Warmth flushed her face. She glanced away, cleared her throat. “It’s…so natural, yet it reminds me of the architecture of an ancient cathedral I visited in Barcelona. There’s a similar ethereal quality to the light, the space. I don’t really know how to put it into words…it has a timeless, almost sacred feel.” She looked up at him. “That cathedral was probably built around the time some of these trees started to grow.”

“When were you in Spain?”

She tensed at the blunt delivery of his question. “Six years ago…for my honeymoon.”

His eyes narrowed. He adjusted the rifle at his side. Was the mercenary actually showing possessiveness? Was he uncomfortable thinking about her and Josh together? A ridiculous warmth blossomed through her at the notion. It made her feel good…about
herself.

And then she realized what had just happened. She’d thought about the beauty of that cathedral, not about Josh. Not the honeymoon. Not her failed marriage. Not all the dark feelings that always came when she remembered anything associated with her ex-husband.

Excitement bubbled in her heart and she couldn’t contain it. “Hunter, this the first time I’ve been able to think back to a time I shared with Josh without actually thinking about
him.”

Hunter’s expression didn’t change. His eyes remained dark, watchful.

She didn’t care. She blew out a breath she felt as if she’d been holding for years. She almost wanted to cry with spontaneous relief. “It’s…I feel free.” She laughed lightly, tears pricking her eyes. “Here I am, on the run in the jungle, being chased by—by militia, a group bent on dominating the world, poisonous bugs, snakes, gorillas and…and all I feel is
exhilarated,
free of my ex, can you believe it? How weird is that! Am I going totally insane?”

A smile crept along Hunter’s mouth. A dimple deepened in one cheek and creases fanned out around his eyes. “Not
totally.”

She’d made the hard-ass soldier smile, really smile. She’d made him reveal a dimple she hadn’t seen before. He was truly happy
for her.
Damn, it felt good. She grinned. His eyes sparkled in response, edging her over, and she did it. She gave a little spin, her arms held wide.

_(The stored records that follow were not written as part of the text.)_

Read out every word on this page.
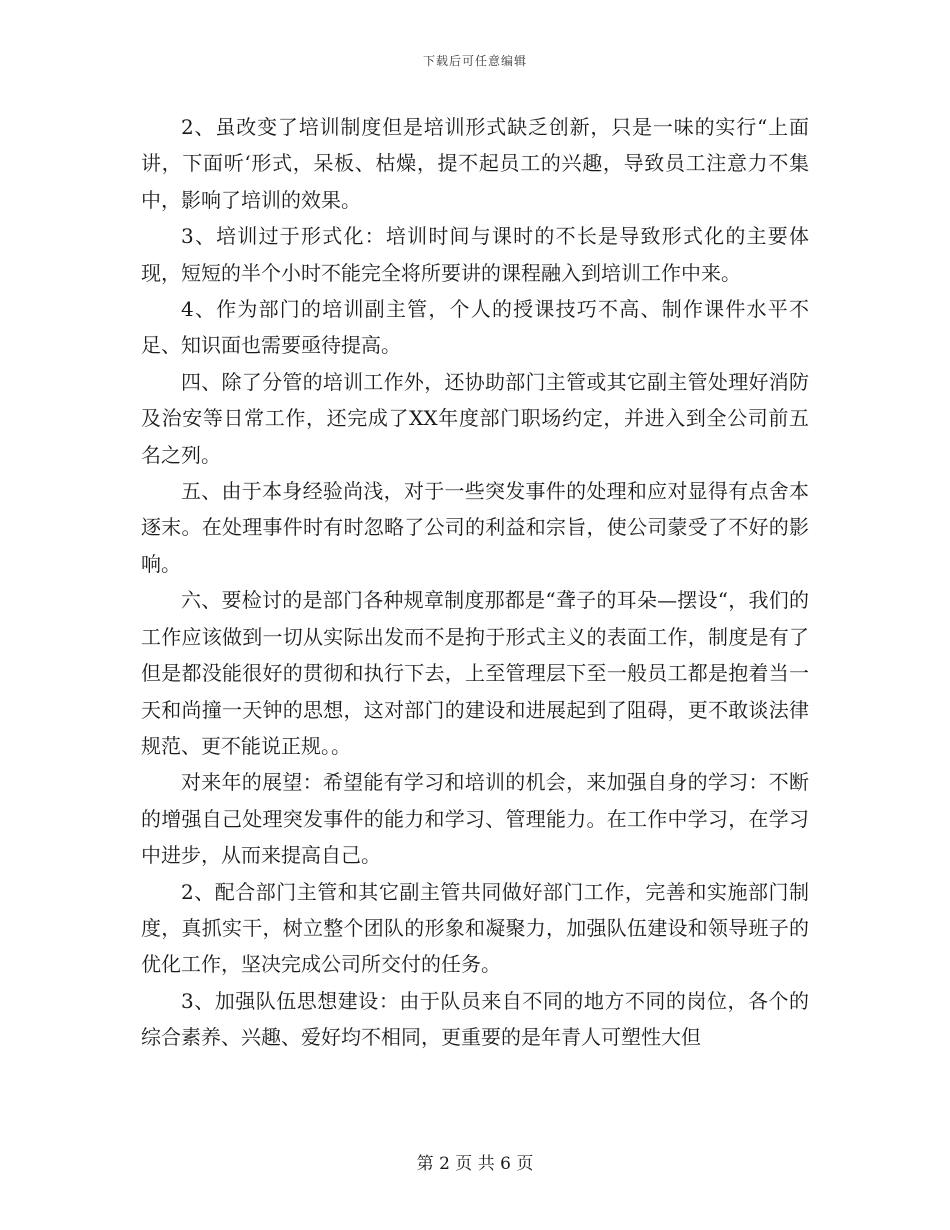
下载后可任意编辑

2、虽改变了培训制度但是培训形式缺乏创新，只是一味的实行“上面讲，下面听‘形式，呆板、枯燥，提不起员工的兴趣，导致员工注意力不集中，影响了培训的效果。

3、培训过于形式化：培训时间与课时的不长是导致形式化的主要体现，短短的半个小时不能完全将所要讲的课程融入到培训工作中来。

4、作为部门的培训副主管，个人的授课技巧不高、制作课件水平不足、知识面也需要亟待提高。

四、除了分管的培训工作外，还协助部门主管或其它副主管处理好消防及治安等日常工作，还完成了XX年度部门职场约定，并进入到全公司前五名之列。

五、由于本身经验尚浅，对于一些突发事件的处理和应对显得有点舍本逐末。在处理事件时有时忽略了公司的利益和宗旨，使公司蒙受了不好的影响。

六、要检讨的是部门各种规章制度那都是“聋子的耳朵—摆设“，我们的工作应该做到一切从实际出发而不是拘于形式主义的表面工作，制度是有了但是都没能很好的贯彻和执行下去，上至管理层下至一般员工都是抱着当一天和尚撞一天钟的思想，这对部门的建设和进展起到了阻碍，更不敢谈法律规范、更不能说正规。。

对来年的展望：希望能有学习和培训的机会，来加强自身的学习：不断的增强自己处理突发事件的能力和学习、管理能力。在工作中学习，在学习中进步，从而来提高自己。

2、配合部门主管和其它副主管共同做好部门工作，完善和实施部门制度，真抓实干，树立整个团队的形象和凝聚力，加强队伍建设和领导班子的优化工作，坚决完成公司所交付的任务。

3、加强队伍思想建设：由于队员来自不同的地方不同的岗位，各个的综合素养、兴趣、爱好均不相同，更重要的是年青人可塑性大但

第 2 页 共 6 页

Hunter threw back his head and laughed—a laugh that vibrated right through her, filled her with happiness. She spun again, round and round under the trees, her arms out, her hair lifting around her. Monkeys cackled in response. She found it funny that even primates in the trees saw the humor in it all. She spun faster and the world spun with her, and then suddenly without her. The ground dipped one way, the branches the other in a kaleidoscopic blur of green and brown and yellow…. She teetered, tripped, flailed and fell. Hunter caught her, and her body slapped hard against his chest.

She held still, the world racing wildly around her, the sound of blood again rushing in her ears.

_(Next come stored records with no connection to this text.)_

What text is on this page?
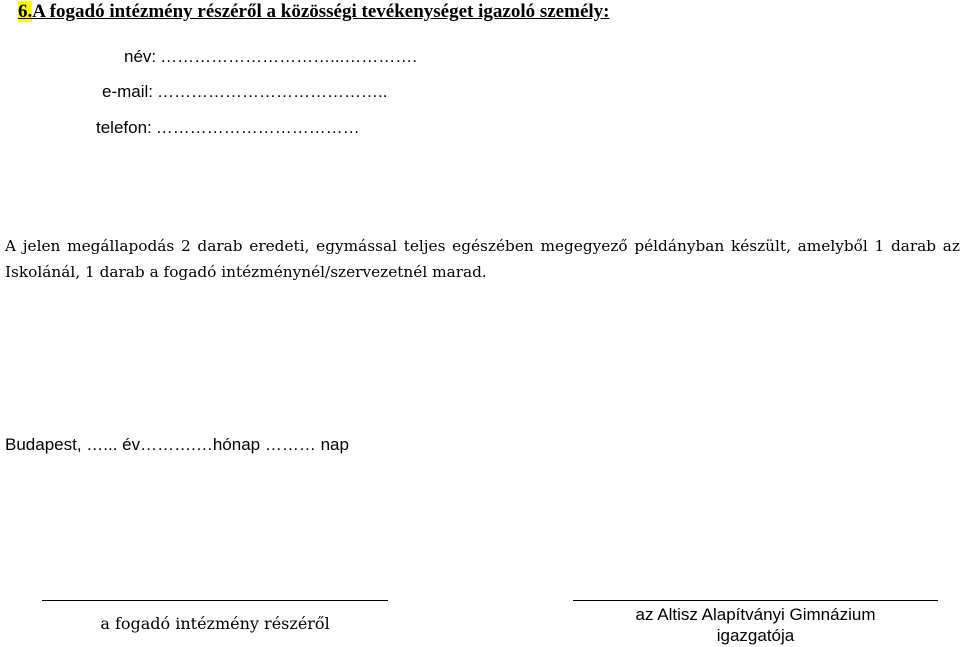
6.A fogadó intézmény részéről a közösségi tevékenységet igazoló személy:
név: …………………………...………….
e-mail: …………………………………..
telefon: ………………………………
A jelen megállapodás 2 darab eredeti, egymással teljes egészében megegyező példányban készült, amelyből 1 darab az Iskolánál, 1 darab a fogadó intézménynél/szervezetnél marad.
Budapest, …... év……….…hónap ……… nap
a fogadó intézmény részéről	az Altisz Alapítványi Gimnázium
igazgatója
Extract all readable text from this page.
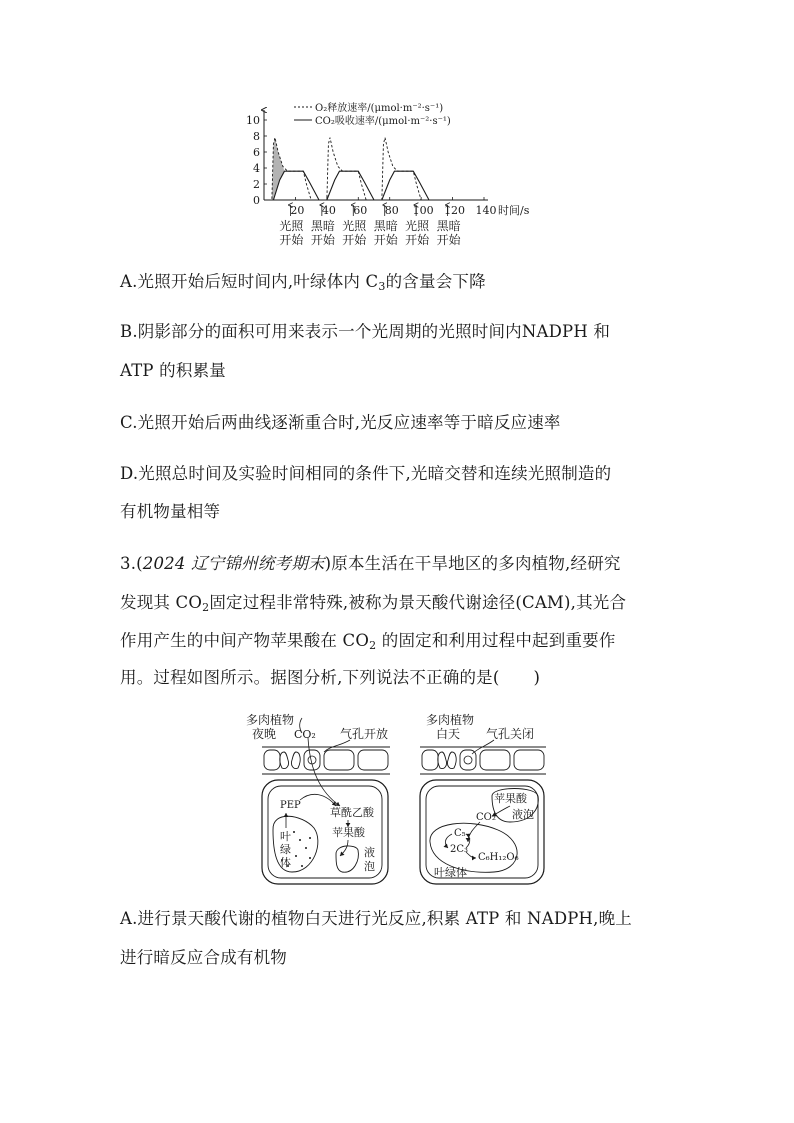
O₂释放速率/(μmol·m⁻²·s⁻¹)
CO₂吸收速率/(μmol·m⁻²·s⁻¹)
0
2
4
6
8
10
20 40 60 80 100 120 140 时间/s
光照
开始
黑暗
开始
光照
开始
黑暗
开始
光照
开始
黑暗
开始
A.光照开始后短时间内,叶绿体内 $C_3$的含量会下降
B.阴影部分的面积可用来表示一个光周期的光照时间内NADPH 和
ATP 的积累量
C.光照开始后两曲线逐渐重合时,光反应速率等于暗反应速率
D.光照总时间及实验时间相同的条件下,光暗交替和连续光照制造的
有机物量相等
3.(2024 辽宁锦州统考期末)原本生活在干旱地区的多肉植物,经研究
发现其 $CO_2$固定过程非常特殊,被称为景天酸代谢途径(CAM),其光合
作用产生的中间产物苹果酸在 $CO_2$ 的固定和利用过程中起到重要作
用。过程如图所示。据图分析,下列说法不正确的是( )
多肉植物
夜晚 CO₂ 气孔开放
叶
绿
体
液
泡
PEP
草酰乙酸
苹果酸
多肉植物
白天 气孔关闭
苹果酸
液泡
CO₂
C₅
2C₃
C₆H₁₂O₆
叶绿体
A.进行景天酸代谢的植物白天进行光反应,积累 ATP 和 NADPH,晚上
进行暗反应合成有机物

Then everything grew hushed, even the monkeys. It was as if the whole jungle was holding its breath. She slid her eyes slowly up to his, and swallowed. The mirth, all signs of happiness in his eyes, were gone, replaced instead by dark, blatant hunger and the raw stamp of arousal etched along the lines of his mouth.

She could feel the thud of his heart, hard and fast, against her breasts. She could smell his maleness, feel the dampness on his arms, his hair rough against her skin. Heat seeped into her belly. The world narrowed around her.